This is a translation of a lyric by Anacreon (fl. 6th century BC), a poet known for playful charm and satire rather than depth of tragic utterance. Thanks to a sixteenth-century French translation of the work of Anacreon and his disciples, his style of poem (occasional and convivial with a touch of philosophy to counterbalance wine-induced levity) was much copied by German writers of the eighteenth century. Writers such as Gleim and Uz, not to mention Goethe in a certain mood, wrote anacreontic odes; the influence of the poet goes deeper into the nineteenth century with, for example, the Parnassians and the Odes Anacréontiques
of Leconte de Lisle, set to music by Fauré and Roussel among others. An English translation of the poem under consideration here, with the title The poet sings the Trojan Wars
, or Anacreon's Defeat
, was set by Purcell in 1688. The English composer treats his subject playfully, as if the notion of a lyre that will not do its owner's bidding merely focuses ribald attention on the autonomous amorous stirrings of love's instrument, and provides him with a metaphor for a charmingly turned compliment. Schubert understands the metaphor well enough—and in that sense this song merely uses classical analogies in order to depart from them—but when love comes into question it is not often that we hear him respond in flippant manner. This song stands on the threshold of the composer's full maturity, an upbeat to the world of Die schöne Müllerin
and the coming to terms with his own mortality that was in store for him in 1823. He has put aside childish things, and these include an enthusiasm for the sounding brass and tinkling cymbal of classical antiquity. Whatever he had learned from crafting the masterpieces of that period of his life he now brought forward into the realms of reality. As the singer attempts to sing of heroes in An die Leier
there is a certain pompous, hollow tone. Schubert now knows that the real heroes of life are the composers and poets who engrave their immortality on their tombstones with strokes of the pen.

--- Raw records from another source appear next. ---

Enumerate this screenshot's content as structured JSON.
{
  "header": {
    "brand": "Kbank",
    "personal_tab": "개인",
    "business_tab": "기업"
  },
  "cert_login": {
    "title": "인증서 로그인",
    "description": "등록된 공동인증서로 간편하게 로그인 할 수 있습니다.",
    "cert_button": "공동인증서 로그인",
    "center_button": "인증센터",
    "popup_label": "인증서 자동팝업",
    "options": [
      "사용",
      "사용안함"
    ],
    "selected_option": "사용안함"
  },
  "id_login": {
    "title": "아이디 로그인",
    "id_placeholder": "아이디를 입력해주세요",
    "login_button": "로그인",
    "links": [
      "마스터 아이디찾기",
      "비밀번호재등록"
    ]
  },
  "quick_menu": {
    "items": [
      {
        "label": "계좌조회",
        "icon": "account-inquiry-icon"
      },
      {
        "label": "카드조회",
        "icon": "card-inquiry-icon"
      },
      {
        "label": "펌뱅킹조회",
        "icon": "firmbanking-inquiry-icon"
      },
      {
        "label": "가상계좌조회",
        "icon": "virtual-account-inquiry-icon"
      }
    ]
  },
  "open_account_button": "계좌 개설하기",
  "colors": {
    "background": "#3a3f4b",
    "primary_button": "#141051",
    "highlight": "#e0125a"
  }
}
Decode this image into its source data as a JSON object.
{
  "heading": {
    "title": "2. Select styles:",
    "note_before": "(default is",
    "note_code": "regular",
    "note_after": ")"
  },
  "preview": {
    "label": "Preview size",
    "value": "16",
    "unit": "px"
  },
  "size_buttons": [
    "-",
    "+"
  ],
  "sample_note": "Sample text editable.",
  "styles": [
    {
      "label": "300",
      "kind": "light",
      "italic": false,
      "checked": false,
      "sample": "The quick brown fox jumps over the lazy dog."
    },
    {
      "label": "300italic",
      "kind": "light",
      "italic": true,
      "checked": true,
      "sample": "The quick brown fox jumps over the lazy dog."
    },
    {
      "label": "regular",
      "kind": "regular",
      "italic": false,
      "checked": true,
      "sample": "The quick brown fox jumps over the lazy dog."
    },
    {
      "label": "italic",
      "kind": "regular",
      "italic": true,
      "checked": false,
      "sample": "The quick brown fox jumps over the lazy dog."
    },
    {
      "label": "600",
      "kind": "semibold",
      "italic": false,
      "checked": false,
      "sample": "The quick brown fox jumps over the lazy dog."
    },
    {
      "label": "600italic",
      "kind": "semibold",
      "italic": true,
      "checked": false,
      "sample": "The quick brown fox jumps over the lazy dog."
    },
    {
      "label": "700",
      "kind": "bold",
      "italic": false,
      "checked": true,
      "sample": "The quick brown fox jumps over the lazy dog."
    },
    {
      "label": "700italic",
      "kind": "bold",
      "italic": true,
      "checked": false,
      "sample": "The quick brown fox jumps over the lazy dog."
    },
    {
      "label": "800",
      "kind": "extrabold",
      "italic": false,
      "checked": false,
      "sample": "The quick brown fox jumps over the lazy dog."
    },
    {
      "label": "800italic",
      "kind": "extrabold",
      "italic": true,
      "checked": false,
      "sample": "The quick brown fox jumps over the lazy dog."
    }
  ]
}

The song begins with frightening intensity. The key is C minor, always portentous in Schubert, and the singer means grim business. The minstrel tries out chords and a couple of sequences of semiquavers on the fingerboard before he finds a diminished seventh chord which he plays resoundingly seven times. Atreus is father to Agamemnon and Menelaus, so we are about to hear a tale of the Trojan war, or perhaps a tale about Thebes of which Cadmus was the founder. Instead a martial chord of D flat major softens to a seventh chord on F underpinned by a C flat. From there it is a short step, in this slipping of tuning pegs, to the dominant seventh chord in the key of E flat, which is the tonality of a loving aria, legato and peacefully tuneful. It is as if the lyre, forbear to Sparky's eventually rebellious magic piano, has a will of its own, and all the singer can do is to ruefully follow its dictates. This will not do. A bar's rest allows the strings to be changed and the pegs to turned tighter. The singer strums again and, altering tessitura, works himself up into a higher pitch of warlike intensity. This Herculean task prompts talk of Alcides, another name for Hercules himself. By a rather more circuitous and adventurous harmonic route, the lyre finds its own way back to the same chords that set up its entry into the E flat of love's aria. The singer admits himself defeated and, by now in love with the music of love, he bids farewell to the 'threatening' songs ('drohen' is accompanied by an ominous bass trill) of ancient times and to the heroes of antiquity who have once held him so much in thrall. The salute to these figures is a respectful one, with also not a little tenderness, but life is to be lived in the here-and-now, and as Shakespeare said 'youth's a stuff will not endure'. The darts of love are as potentially wounding in their way as the dangers of battle, and the yearning postlude leaves us in little doubt of this fact.